[PP] Fix disabled flaky tests (pytorch#154856)

H-Huang · iupaikov-amd · commit d71a41b7845f · 2025-06-04T11:08:46.000Z
Fix pytorch#154373, pytorch#154391, pytorch#154408, pytorch#154443, pytorch#154481 Because MultiProcContinousTest [now executes the tests with 8 GPUs instead of 2](pytorch#153653), our PP tests comparing gradients have become flakier due to the longer pipeline. The gradients are still close but we need to relax the tolerance.

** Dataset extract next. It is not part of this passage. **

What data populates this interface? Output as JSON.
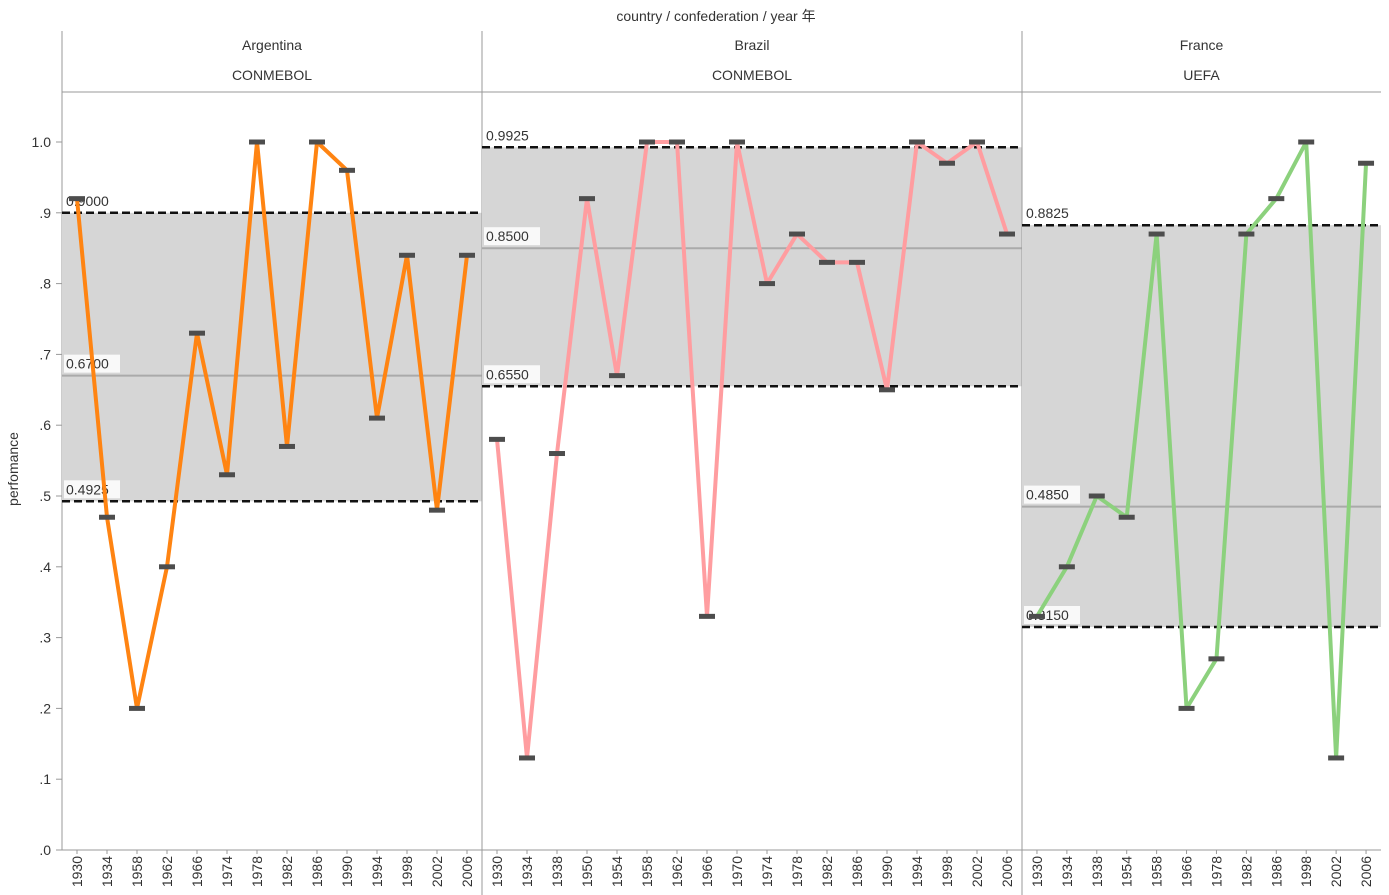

Pull Request resolved: pytorch#154856 Approved by: https://github.com/Skylion007
diff --git a/test/distributed/pipelining/test_schedule_multiproc.py b/test/distributed/pipelining/test_schedule_multiproc.py
@@ -513,7 +513,7 @@ def test_grad_with_manual_interleaved(self, ScheduleClass, use_new_runtime):
             for name, p in stage_module.named_parameters():
                 ref_p = ref_submod.get_parameter(name)
                 try:
-                    torch.testing.assert_close(p.grad, ref_p.grad, rtol=1e-5, atol=4e-5)
+                    torch.testing.assert_close(p.grad, ref_p.grad, rtol=1e-5, atol=1e-3)
                 except AssertionError:
                     print(f"Gradient test failed for {name}: {p.grad} vs {ref_p.grad}")
                     raise